Un autre pôle, qui avait été temporairement soutenu dans un passé récent par Marine Le Pen dans un souci tactique (diminuer le poids de l'accusation de racisme, qui pèse sur le FN dans l'opinion publique), est constitué par les « Rouges-Bruns ». Ces derniers sont, aujourd'hui, notamment regroupés autour de l'écrivain Alain Soral. Ce dernier, qui est un ancien proche du Parti Communiste (à qui il a tourné le dos en 1993), fait partie d'une frange de la société déçue par la gauche, qu'il accuse d'être trop proche des minorités et des immigrés et d'avoir abandonné « le peuple ». Pour expliquer la diminition du rôle social du PC notamment dans les banlieues parisiennes, Alain Soral avait publiquement soutenu, dans les années 1990, une explication à connotation raciste, selon laquelle les populations immigrées auraient « supplanté » l'ancienne classe ouvrière dans l'ancienne « ceinture rouge » autour de Paris, ce qui expliquerait le déclin social de cette dernière. Explication à l'évidence fausse : la classe ouvrière dans ces anciennes banlieues industrielles a toujours été composée de toutes les origines nationales, et ce qui explique son déclin relatif n'est point l'immigration (phénomène très ancien) mais la désindustrialisation et la montée du chômage massif.

Néanmoins, Alain Soral, qui a intégré l'équipe de campagne électorale de Jean-Marie Le Pen en février 2007, a plutôt suggéré une stratégie « intégrationniste » au FN. Ce dernier devait, selon lui, plutôt gommer l'aspect raciste de son apparition publique, afin de prôner plutôt un « nouvel axe de rassemblement de tous les rebelles ». Alain Soral, qui est l'artisan du rapprochement entre Dieudonné (son ami personnel) et Jean-Marie Le Pen, proposait au FN de se présenter aussi comme défenseur des « Français d'origine immigrée » (à l'exclusion « seulement » de ceux qui n'ont pas de passeport français, ou des nouveaux migrants). Ceci dans un but précis : il fallait selon lui s'adresser aux Français issus de l'immigration afin de les intégrer dans une « identité nationale » qui serait, sinon, menacée de désagrégation sous le poids du « mondialisme ». Par ailleurs, Alain Soral était convaincu qu'avec un profil « rebelle », gommant les aspects les plus réactionnaires et racistes du programme du FN, le parti d'extrême droite pouvait attirer à lui un « vote révolutionnaire », un climat de colère sociale existant notamment dans les banlieues. Enfin, Soral et son entourage pensaient qu'il était possible d'utiliser un discours plus ou moins ouvertement antisémite (à l'instar de celui de Dieudonné) afin d'attiser les préjugés chez les minorités désavantagées, en faisant vibrer la corde sensible de la « concurrence victimaire » entre les descendants de populations colonisées ou réduites à l'esclavage, et la descendance des victimes de la Shoah, présentées comme des « victimes privilégiés ». L'antisémitisme jouait ainsi le rôle de pont entre racistes « de souche » et minorités.

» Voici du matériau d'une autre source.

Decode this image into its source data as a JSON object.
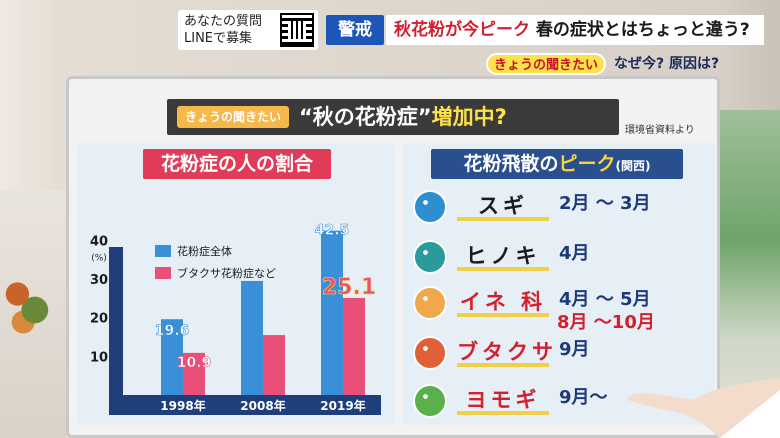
{
  "banner": {
    "line_prompt": "あなたの質問\nLINEで募集",
    "alert_label": "警戒",
    "headline_red": "秋花粉が今ピーク",
    "headline_dark": "春の症状とはちょっと違う?",
    "sub_tag": "きょうの聞きたい",
    "sub_question": "なぜ今? 原因は?"
  },
  "board": {
    "title_tag": "きょうの聞きたい",
    "title_main_left": "“秋の花粉症”",
    "title_main_right": "増加中?",
    "source": "環境省資料より"
  },
  "chart_panel_title": "花粉症の人の割合",
  "chart_data": {
    "type": "bar",
    "title": "花粉症の人の割合",
    "categories": [
      "1998年",
      "2008年",
      "2019年"
    ],
    "series": [
      {
        "name": "花粉症全体",
        "values": [
          19.6,
          29.5,
          42.5
        ],
        "color": "#3a8fd9"
      },
      {
        "name": "ブタクサ花粉症など",
        "values": [
          10.9,
          15.5,
          25.1
        ],
        "color": "#e8507a"
      }
    ],
    "data_labels": [
      "19.6",
      "10.9",
      "42.5",
      "25.1"
    ],
    "ylabel": "(%)",
    "yticks": [
      "10",
      "20",
      "30",
      "40"
    ],
    "ylim": [
      0,
      45
    ],
    "legend_position": "top-left",
    "grid": false
  },
  "peak_panel": {
    "title_main": "花粉飛散の",
    "title_accent": "ピーク",
    "title_region": "(関西)",
    "rows": [
      {
        "name": "スギ",
        "period": "2月 〜 3月",
        "period2": "",
        "name_color": "#1b1b1b",
        "icon": "cedar-pollen-icon",
        "icon_color": "#2d8fd0"
      },
      {
        "name": "ヒノキ",
        "period": "4月",
        "period2": "",
        "name_color": "#1b1b1b",
        "icon": "cypress-pollen-icon",
        "icon_color": "#2a9a9a"
      },
      {
        "name": "イネ 科",
        "period": "4月 〜 5月",
        "period2": "8月 〜10月",
        "name_color": "#d3202e",
        "icon": "grass-pollen-icon",
        "icon_color": "#f0a84a"
      },
      {
        "name": "ブタクサ",
        "period": "9月",
        "period2": "",
        "name_color": "#d3202e",
        "icon": "ragweed-pollen-icon",
        "icon_color": "#e0603a"
      },
      {
        "name": "ヨモギ",
        "period": "9月〜",
        "period2": "",
        "name_color": "#d3202e",
        "icon": "mugwort-pollen-icon",
        "icon_color": "#5ab04a"
      }
    ]
  }
}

C'est notamment Alain Soral qui avait suggéré à Jean-Marie Le Pen sa fameuse visite à Argenteuil, où Nicolas Sarkozy avait renoncé à se rendre par peur de se faire chahuter, 15 jours avant le premier tour de l'élection présidentielle. Jean-Marie Le Pen s'y était fait photographier entouré d'habitants souvent « d'origine immigrée ».

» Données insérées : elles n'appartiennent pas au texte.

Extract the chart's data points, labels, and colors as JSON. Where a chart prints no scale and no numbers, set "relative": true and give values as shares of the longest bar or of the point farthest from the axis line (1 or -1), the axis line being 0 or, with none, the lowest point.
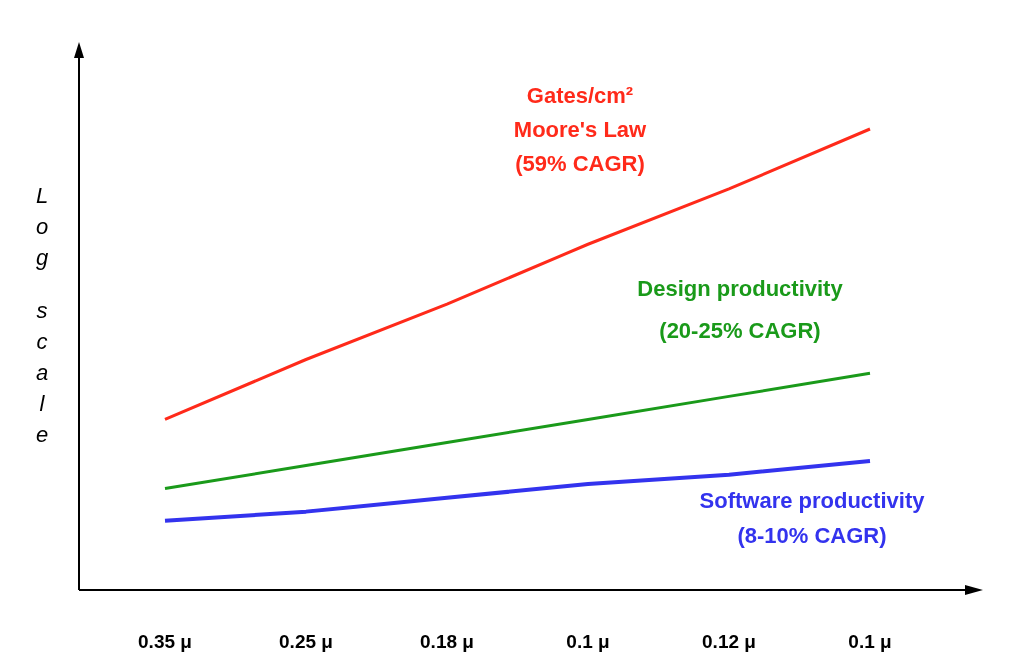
{
  "chart_data": {
    "type": "line",
    "relative": true,
    "ylabel": "Log scale",
    "categories": [
      "0.35 μ",
      "0.25 μ",
      "0.18 μ",
      "0.1 μ",
      "0.12 μ",
      "0.1 μ"
    ],
    "series": [
      {
        "name": "Gates/cm²\nMoore's Law\n(59% CAGR)",
        "color": "#ff2a1a",
        "values": [
          0.37,
          0.5,
          0.62,
          0.75,
          0.87,
          1
        ]
      },
      {
        "name": "Design productivity\n(20-25% CAGR)",
        "color": "#1a9a1a",
        "values": [
          0.22,
          0.27,
          0.32,
          0.37,
          0.42,
          0.47
        ]
      },
      {
        "name": "Software productivity\n(8-10% CAGR)",
        "color": "#3333ee",
        "values": [
          0.15,
          0.17,
          0.2,
          0.23,
          0.25,
          0.28
        ]
      }
    ],
    "grid": false,
    "marker": "none",
    "line_style": "solid"
  }
}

Aujourd'hui, cette stratégie est largement décriée au sein du FN, et de nombreux cadres l'ont rendue responsable de l'échec électoral car elle aurait conduit à « l'abandon des français de souche » et désorienté l'électorat classique du FN. Il est d'ailleurs effectivement possible que la multiplication de tels signes par la direction du FN, dans les 6 mois qui avaient précédé l'élection présidentielle, à commencer par la visite de Le Pen à Valmy (pour récupérer un symbole républicain auquel l'extrême droite avait longtemps été hostile) en septembre 2006, ait facilité la reconversion d'une partie de l'électorat tradtionnel du FN au sarkozysme. Cette stratégie électorale aura notamment désorienté les électeurs FN qui étaient historiquement venus de la droite classique ou des couches moyennes.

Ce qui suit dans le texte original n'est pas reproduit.